You can pass the connection string to Azure Application Insights by using the environment variable APPLICATIONINSIGHTS_CONNECTION_STRING.

Instrumenting platform solutions

If your agent runs on a platform solution that supports OpenTelemetry but doesn't support Azure Application Insights, you need to deploy an OpenTelemetry Collector and configure your software to send OTLP data to the Collector (standard OpenTelemetry configuration).
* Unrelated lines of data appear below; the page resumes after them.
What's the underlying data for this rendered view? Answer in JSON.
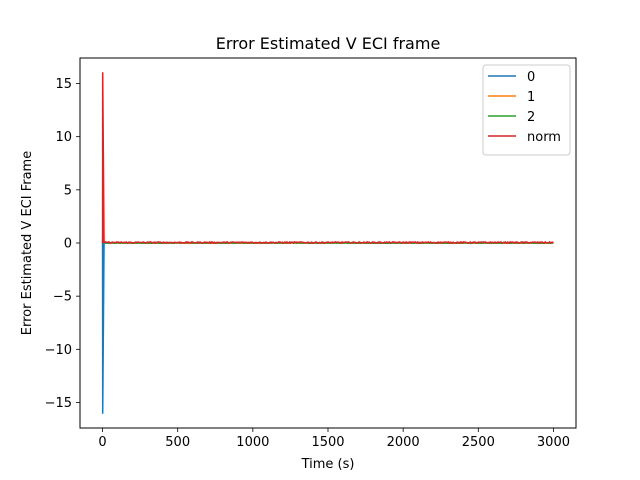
{
  "chart_data": {
    "type": "line",
    "title": "Error Estimated V ECI frame",
    "xlabel": "Time (s)",
    "ylabel": "Error Estimated V ECI Frame",
    "xlim": [
      -150,
      3150
    ],
    "ylim": [
      -17.4,
      17.4
    ],
    "xticks": [
      0,
      500,
      1000,
      1500,
      2000,
      2500,
      3000
    ],
    "xtick_labels": [
      "0",
      "500",
      "1000",
      "1500",
      "2000",
      "2500",
      "3000"
    ],
    "yticks": [
      -15,
      -10,
      -5,
      0,
      5,
      10,
      15
    ],
    "ytick_labels": [
      "−15",
      "−10",
      "−5",
      "0",
      "5",
      "10",
      "15"
    ],
    "grid": false,
    "legend_position": "top-right",
    "series": [
      {
        "name": "0",
        "color": "#1f77b4",
        "x": [
          0,
          1,
          10,
          3000
        ],
        "y": [
          0,
          -16,
          0,
          0
        ],
        "noise": 0.03
      },
      {
        "name": "1",
        "color": "#ff7f0e",
        "x": [
          0,
          1,
          10,
          3000
        ],
        "y": [
          0,
          0.5,
          0,
          0
        ],
        "noise": 0.03
      },
      {
        "name": "2",
        "color": "#2ca02c",
        "x": [
          0,
          1,
          10,
          3000
        ],
        "y": [
          0,
          0.3,
          0,
          0
        ],
        "noise": 0.03
      },
      {
        "name": "norm",
        "color": "#d62728",
        "x": [
          0,
          1,
          10,
          3000
        ],
        "y": [
          0,
          16,
          0.05,
          0.05
        ],
        "noise": 0.06
      }
    ]
  }
}
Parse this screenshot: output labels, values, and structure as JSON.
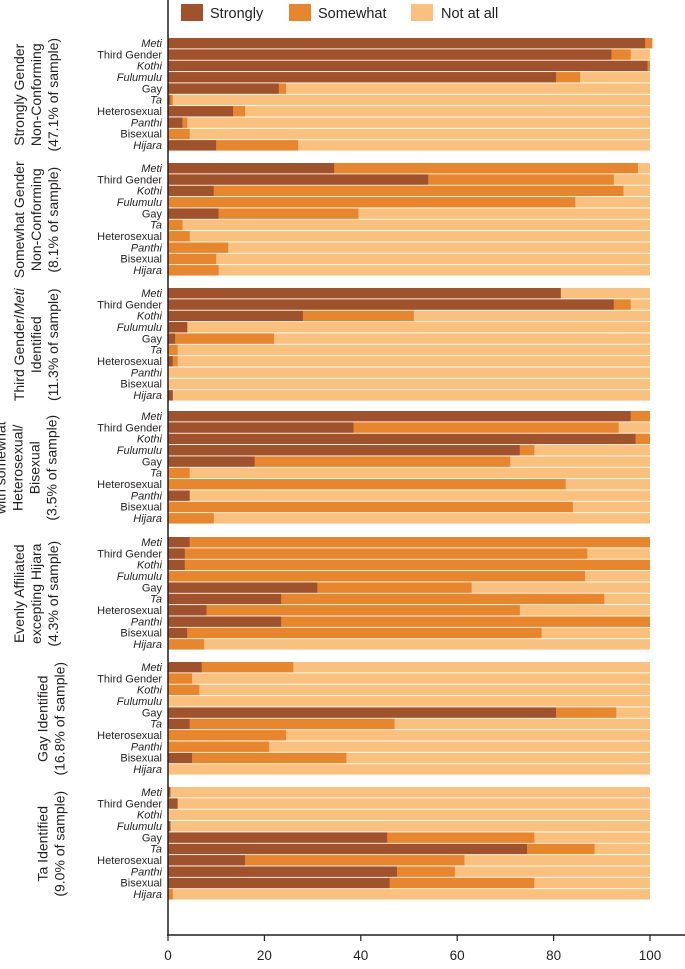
{
  "chart_data": {
    "type": "bar",
    "stacked": true,
    "orientation": "horizontal",
    "title": "",
    "xlabel": "",
    "ylabel": "",
    "xlim": [
      0,
      100
    ],
    "xticks": [
      "0",
      "20",
      "40",
      "60",
      "80",
      "100"
    ],
    "legend_position": "top",
    "series_names": [
      "Strongly",
      "Somewhat",
      "Not at all"
    ],
    "colors": {
      "strongly": "#a0522d",
      "somewhat": "#e8862d",
      "not_at_all": "#f9c07e"
    },
    "categories": [
      {
        "label": "Meti",
        "italic": true
      },
      {
        "label": "Third Gender",
        "italic": false
      },
      {
        "label": "Kothi",
        "italic": true
      },
      {
        "label": "Fulumulu",
        "italic": true
      },
      {
        "label": "Gay",
        "italic": false
      },
      {
        "label": "Ta",
        "italic": true
      },
      {
        "label": "Heterosexual",
        "italic": false
      },
      {
        "label": "Panthi",
        "italic": true
      },
      {
        "label": "Bisexual",
        "italic": false
      },
      {
        "label": "Hijara",
        "italic": true
      }
    ],
    "groups": [
      {
        "label_lines": [
          [
            {
              "t": "Strongly Gender",
              "i": false
            }
          ],
          [
            {
              "t": "Non-Conforming",
              "i": false
            }
          ],
          [
            {
              "t": "(47.1% of sample)",
              "i": false
            }
          ]
        ],
        "strongly": [
          99,
          92,
          99.5,
          80.5,
          23,
          0.5,
          13.5,
          3,
          0,
          10
        ],
        "somewhat": [
          1.5,
          4,
          0.5,
          5,
          1.5,
          0.5,
          2.5,
          1,
          4.5,
          17
        ]
      },
      {
        "label_lines": [
          [
            {
              "t": "Somewhat Gender",
              "i": false
            }
          ],
          [
            {
              "t": "Non-Conforming",
              "i": false
            }
          ],
          [
            {
              "t": "(8.1% of sample)",
              "i": false
            }
          ]
        ],
        "strongly": [
          34.5,
          54,
          9.5,
          0,
          10.5,
          0,
          0,
          0,
          0,
          0
        ],
        "somewhat": [
          63,
          38.5,
          85,
          84.5,
          29,
          3,
          4.5,
          12.5,
          10,
          10.5
        ]
      },
      {
        "label_lines": [
          [
            {
              "t": "Third Gender/",
              "i": false
            },
            {
              "t": "Meti",
              "i": true
            }
          ],
          [
            {
              "t": "Identified",
              "i": false
            }
          ],
          [
            {
              "t": "(11.3% of sample)",
              "i": false
            }
          ]
        ],
        "strongly": [
          81.5,
          92.5,
          28,
          4,
          1.5,
          0,
          1,
          0,
          0,
          1
        ],
        "somewhat": [
          0,
          3.5,
          23,
          0,
          20.5,
          2,
          1,
          0,
          0,
          0
        ]
      },
      {
        "label_lines": [
          [
            {
              "t": "with somewhat",
              "i": false
            }
          ],
          [
            {
              "t": "Heterosexual/",
              "i": false
            }
          ],
          [
            {
              "t": "Bisexual",
              "i": false
            }
          ],
          [
            {
              "t": "(3.5% of sample)",
              "i": false
            }
          ]
        ],
        "strongly": [
          96,
          38.5,
          97,
          73,
          18,
          0,
          0,
          4.5,
          0,
          0
        ],
        "somewhat": [
          4,
          55,
          3,
          3,
          53,
          4.5,
          82.5,
          0,
          84,
          9.5
        ]
      },
      {
        "label_lines": [
          [
            {
              "t": "Evenly Affiliated",
              "i": false
            }
          ],
          [
            {
              "t": "excepting Hijara",
              "i": false
            }
          ],
          [
            {
              "t": "(4.3% of sample)",
              "i": false
            }
          ]
        ],
        "strongly": [
          4.5,
          3.5,
          3.5,
          0,
          31,
          23.5,
          8,
          23.5,
          4,
          0
        ],
        "somewhat": [
          95.5,
          83.5,
          96.5,
          86.5,
          32,
          67,
          65,
          76.5,
          73.5,
          7.5
        ]
      },
      {
        "label_lines": [
          [
            {
              "t": "Gay Identified",
              "i": false
            }
          ],
          [
            {
              "t": "(16.8% of sample)",
              "i": false
            }
          ]
        ],
        "strongly": [
          7,
          0,
          0,
          0,
          80.5,
          4.5,
          0,
          0,
          5,
          0
        ],
        "somewhat": [
          19,
          5,
          6.5,
          0,
          12.5,
          42.5,
          24.5,
          21,
          32,
          0
        ]
      },
      {
        "label_lines": [
          [
            {
              "t": "Ta Identified",
              "i": false
            }
          ],
          [
            {
              "t": "(9.0% of sample)",
              "i": false
            }
          ]
        ],
        "strongly": [
          0.5,
          2,
          0,
          0.5,
          45.5,
          74.5,
          16,
          47.5,
          46,
          0
        ],
        "somewhat": [
          0,
          0,
          0,
          0,
          30.5,
          14,
          45.5,
          12,
          30,
          1
        ]
      }
    ]
  }
}
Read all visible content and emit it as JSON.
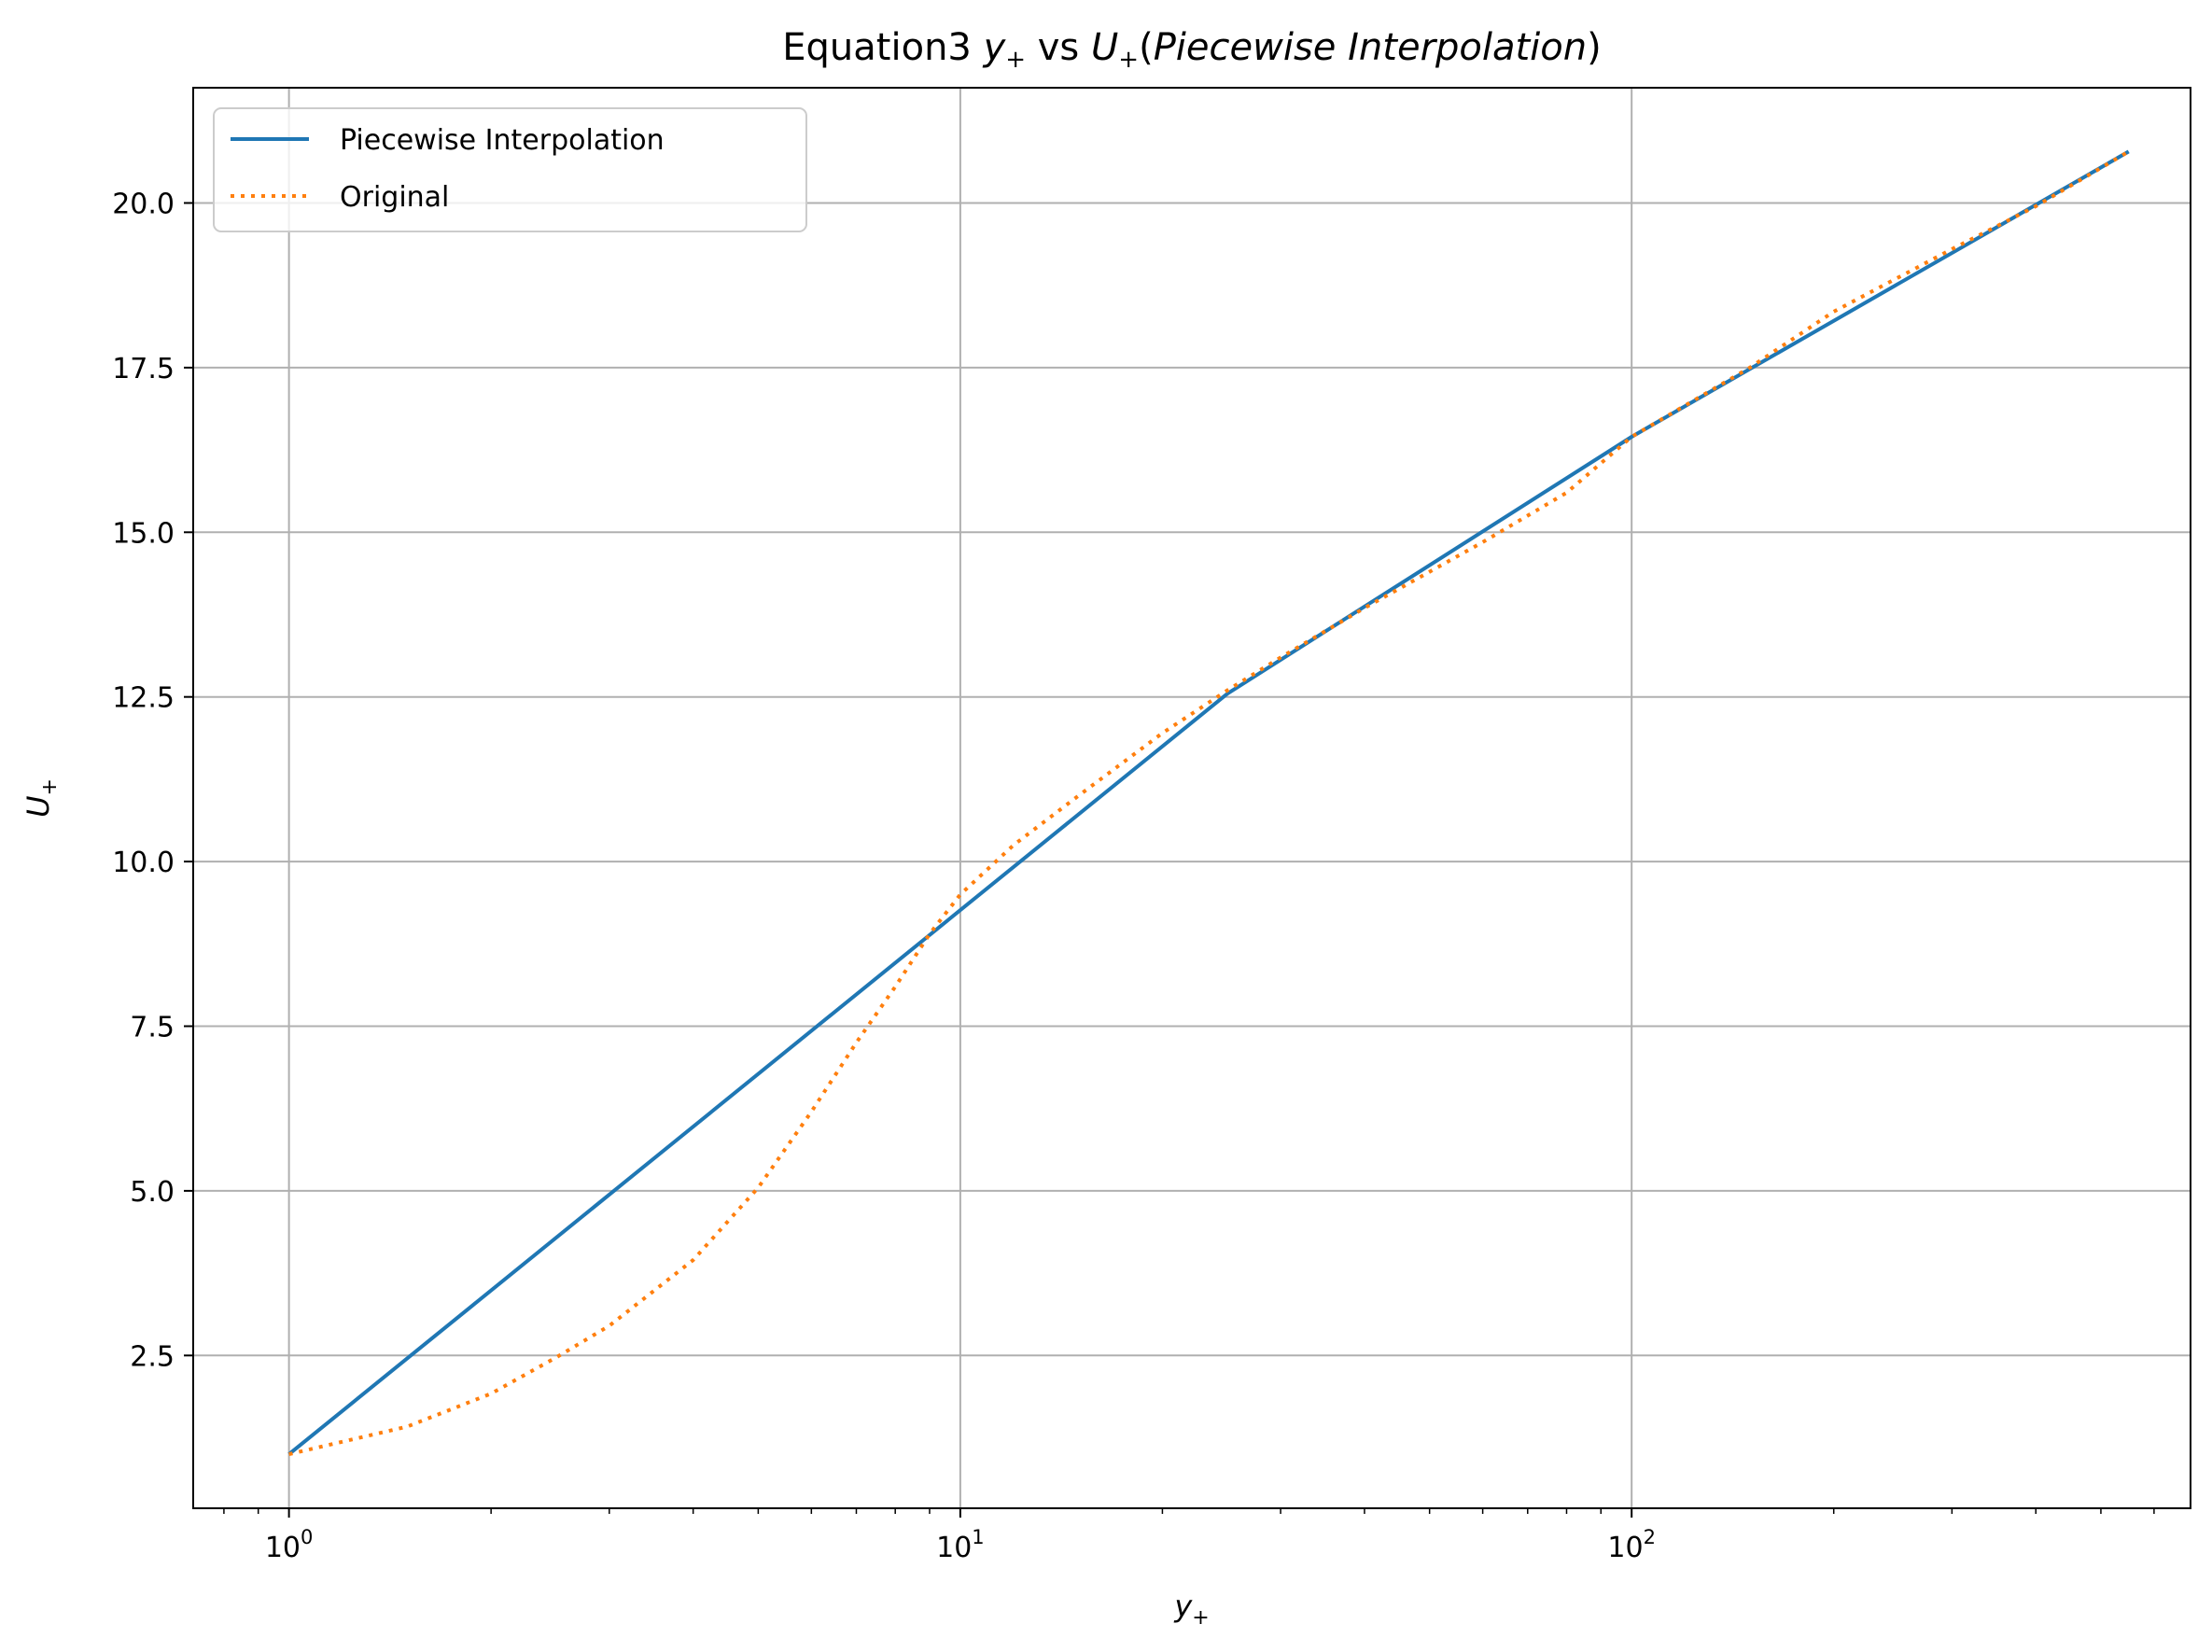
{
  "chart_data": {
    "type": "line",
    "title": {
      "prefix": "Equation3 ",
      "y_symbol": "y",
      "vs": " vs ",
      "u_symbol": "U",
      "subscript": "+",
      "open_paren": "(",
      "italic_part": "Piecewise Interpolation",
      "close_paren": ")"
    },
    "xlabel": {
      "symbol": "y",
      "subscript": "+"
    },
    "ylabel": {
      "symbol": "U",
      "subscript": "+"
    },
    "x_scale": "log",
    "xlim": [
      0.72,
      680
    ],
    "ylim": [
      0.18,
      21.75
    ],
    "x_major_ticks": [
      {
        "value": 1,
        "base": "10",
        "exp": "0"
      },
      {
        "value": 10,
        "base": "10",
        "exp": "1"
      },
      {
        "value": 100,
        "base": "10",
        "exp": "2"
      }
    ],
    "y_ticks": [
      2.5,
      5.0,
      7.5,
      10.0,
      12.5,
      15.0,
      17.5,
      20.0
    ],
    "y_tick_labels": [
      "2.5",
      "5.0",
      "7.5",
      "10.0",
      "12.5",
      "15.0",
      "17.5",
      "20.0"
    ],
    "grid": true,
    "legend_position": "upper-left",
    "series": [
      {
        "name": "Piecewise Interpolation",
        "color": "#1f77b4",
        "style": "solid",
        "x": [
          1,
          25,
          100,
          550
        ],
        "y": [
          1.0,
          12.55,
          16.45,
          20.78
        ]
      },
      {
        "name": "Original",
        "color": "#ff7f0e",
        "style": "dotted",
        "x": [
          1,
          1.5,
          2,
          2.5,
          3,
          4,
          5,
          6,
          7,
          8,
          9,
          10,
          12,
          15,
          20,
          25,
          30,
          40,
          50,
          60,
          80,
          100,
          150,
          200,
          300,
          400,
          550
        ],
        "y": [
          1.0,
          1.42,
          1.92,
          2.47,
          2.95,
          3.95,
          5.05,
          6.2,
          7.25,
          8.1,
          8.9,
          9.5,
          10.25,
          11.0,
          11.95,
          12.6,
          13.1,
          13.85,
          14.4,
          14.85,
          15.6,
          16.45,
          17.5,
          18.35,
          19.3,
          19.95,
          20.78
        ]
      }
    ]
  }
}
Configure the Collector with the Azure Monitor exporter to forward data to Application Insights by using your connection string. For details about how to implement, see Configure Azure Monitor OpenTelemetry.

Troubleshooting traces

If you don't see traces, check the following:

  • The project where you register your agent has Azure Application Insights configured. If you configured Azure Application Insights after you registered the custom agent, you need to unregister the agent and register it again. Azure Application Insights configuration is not automatically updated after registration if changed.
  • You configure the agent (running on its infrastructure) to send traces to Azure Application Insights and you are using the same Azure Application Insights resource than your project.
  • Instrumentation complies with OpenTelemetry semantic conventions for Generative AI.
  • Traces include spans with attributes operation="create_agent", and gen_ai.agents.id="<agent-id>" or gen_ai.agents.name="<agent-id>"; where "<agent-id>" is the OpenTelemetry Agent ID you configure during registration.